Je me mords la joue pour m'empêcher de rire en constatant la même mine effarée sur les trois loustiques qui me font face.
— A...Ashley ? Qu'est-ce que tu... ?
— Oui, bon, je sais tu m'as prévenu de ton retard, je suis désolée d'avoir douté de toi, le coupé-je en lui serrant la main avec force espérant qu'il comprenne le message.

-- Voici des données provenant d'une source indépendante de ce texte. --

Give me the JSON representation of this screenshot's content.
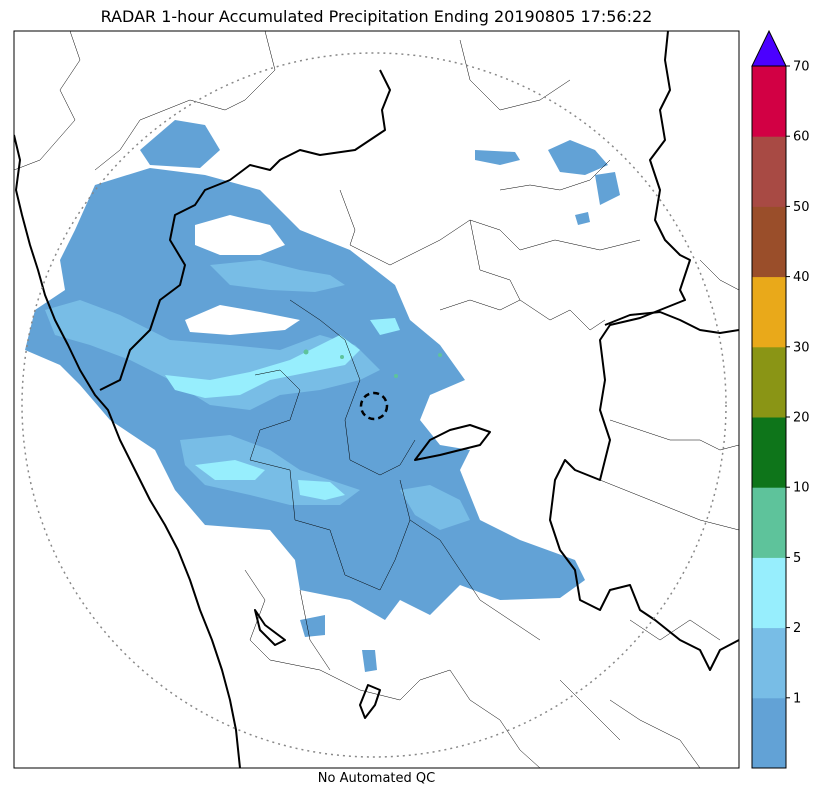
{
  "title": "RADAR 1-hour Accumulated Precipitation Ending 20190805 17:56:22",
  "footer": "No Automated QC",
  "colorbar": {
    "bins": [
      {
        "color": "#62a2d6",
        "label": "1"
      },
      {
        "color": "#78bde6",
        "label": "2"
      },
      {
        "color": "#97eefd",
        "label": "5"
      },
      {
        "color": "#5ec39b",
        "label": "10"
      },
      {
        "color": "#0e751a",
        "label": "20"
      },
      {
        "color": "#8a9515",
        "label": "30"
      },
      {
        "color": "#e9a91a",
        "label": "40"
      },
      {
        "color": "#9a4e2a",
        "label": "50"
      },
      {
        "color": "#a84a44",
        "label": "60"
      },
      {
        "color": "#d20044",
        "label": "70"
      }
    ],
    "extend_color": "#4b00ff"
  },
  "colors": {
    "rain_light": "#62a2d6",
    "rain_medium": "#78bde6",
    "rain_heavy": "#97eefd",
    "rain_green": "#5ec39b",
    "boundary": "#000000",
    "range_ring": "#888888"
  }
}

Kyle et Clara s'échangent un regard d'incompréhension avant de se tourner vers nous. Mon cœur bat à cent à l'heure tandis que j'essaye de cacher mes tremblements. Tyson a d'ailleurs dus les sentir puisqu'il caresse doucement ma main de son pouce. Lui jetant un regard, je comprends qu'il n'a pas l'intention de nier ce que je dirai, mais qu'il va lui falloir une explication. Je me détends légèrement, improvisant un mensonge des plus bateaux, mais comme on dit, plus c'est gros, plus ça passe !
— Ok, Kyle, ne me regarde pas comme ça. Je sais de quoi ça a l'air mais non, tu trompes. Tyson m'a simplement invité à venir au cinéma et j'ai accepté.
— Vraiment ? Parce qu'on dirait plutôt que tu es venu nous espionner et que la présence de Tyson n'est qu'une aubaine pour te sortir du pétrin, me lance Kyle avec ironie.
Merde ! Décidément je suis vraiment un livre ouvert pour ce mec, ça fait peur. A croire que nous étions des sœurs siamoises dans une vie antérieure ou un truc du genre. J'ouvre la bouche, mais les mots ne sortent pas. Si je nie, il saura que je mens, si j'avoue il va me tomber dessus, mais si je continue à ne rien dire, il va vraiment se mettre en colère et bouder pendant des semaines. L'horreur !
— C'est la vérité, d'ailleurs, désolé de t'avoir demandé si précipitamment, confirme Tyson avec un calme impressionnant.
J'ouvre grand les yeux de surprise, m'attendant plutôt à ce qu'il me laisse tomber en avouant qu'on vient juste de se croiser, ou en me laissant me débrouiller avec mes mensonges. Mais non, il semblerait que Tyson soit réellement quelqu'un de gentil et que je ne m'étais pas trompée sur son compte. Jetant un regard vers Kyle, je vois qu'il commence à croire à ce bobard improvisé.